An image that says ICIS 2017 Seoul Korea

Dr. James Gaskin, Assistant Professor of Information Systems at the BYU Marriott School of Business, was a member of one of three winning teams at the 2017 International Conference on Information Systems (ICIS) inaugural “paper-a-thon”. The conference, held in Seoul, South Korea in December 2017, featured information system professors, students, and professionals from around the world.

This year’s conference was the first to hold the paper-a-thon event. The session chair organized 20 teams according to the skills each team member brought. The teams were made up of current students and junior faculty, with four or five members per team.

Each team was given one hour to brainstorm ideas to see what their combined skills and assets could produce. They then drew some representation of this on their whiteboard. The mentors, who were selected prior to the conference by the session chair, were then able to roam between groups to see what the groups had come up with. The mentors then selected which group they wanted to support. Dr. Gaskin, who served as a group mentor, said that the selection process “was a bit like speed dating.”

After the mentors had chosen their groups, they brainstormed with their group for another hour. They filtered and refined their ideas until they came up with a story and study that was substantial enough to provide unique intellectual contributions to the field of information systems. The mentors gave their teams some final guidance and then let them loose. The teams worked overnight for the next 18 hours (in true hack-a-thon fashion) to analyze their data, refine their theories, and strengthen their contributions to the field as they developed their idea and prepared for a presentation to a panel of editors and senior scholars the next morning.

The remaining teams (a few dropped out) delivered their presentation and the judges then deliberated for about an hour to choose the groups with the greatest potential to succeed at producing a publishable study at a top journal within the next three months. Teams were assessed on the substantiality of their intellectual contribution, the rigor of their analysis, the richness of their theory, and the overall maturity and preparation of their study.

Dr. Gaskin’s team was one of three winners selected from the paper-a-thon. His group’s paper was about the “technical debt” accumulated when taking shortcuts during the software development process – a debt which is eventually due and must be paid. They used qualitative interview data from software developers and quality assurance testers at small- and medium-sized software companies across Europe.

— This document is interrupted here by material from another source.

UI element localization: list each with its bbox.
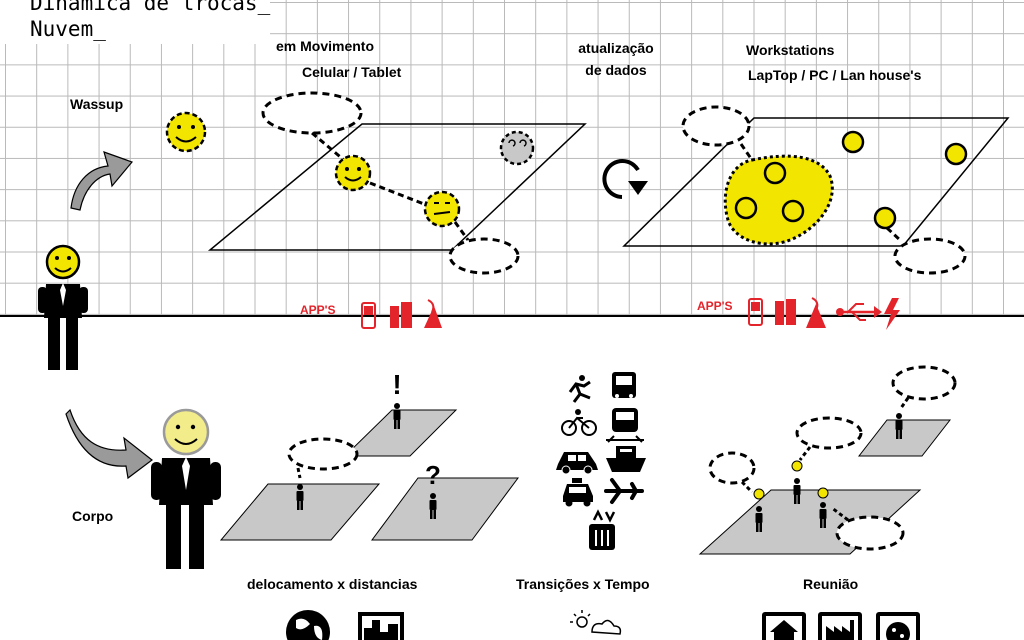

The winning teams were given the opportunity to present their study on the final day of the conference. More importantly, they were awarded the opportunity to have their paper fast-tracked for the Journal of the Association for Information Systems (JAIS), which is one of the top research journals in the field of information systems. Dr. Gaskin’s team is currently collecting additional data around the world to bolster their original findings in preparation for submission to JAIS by the end of March.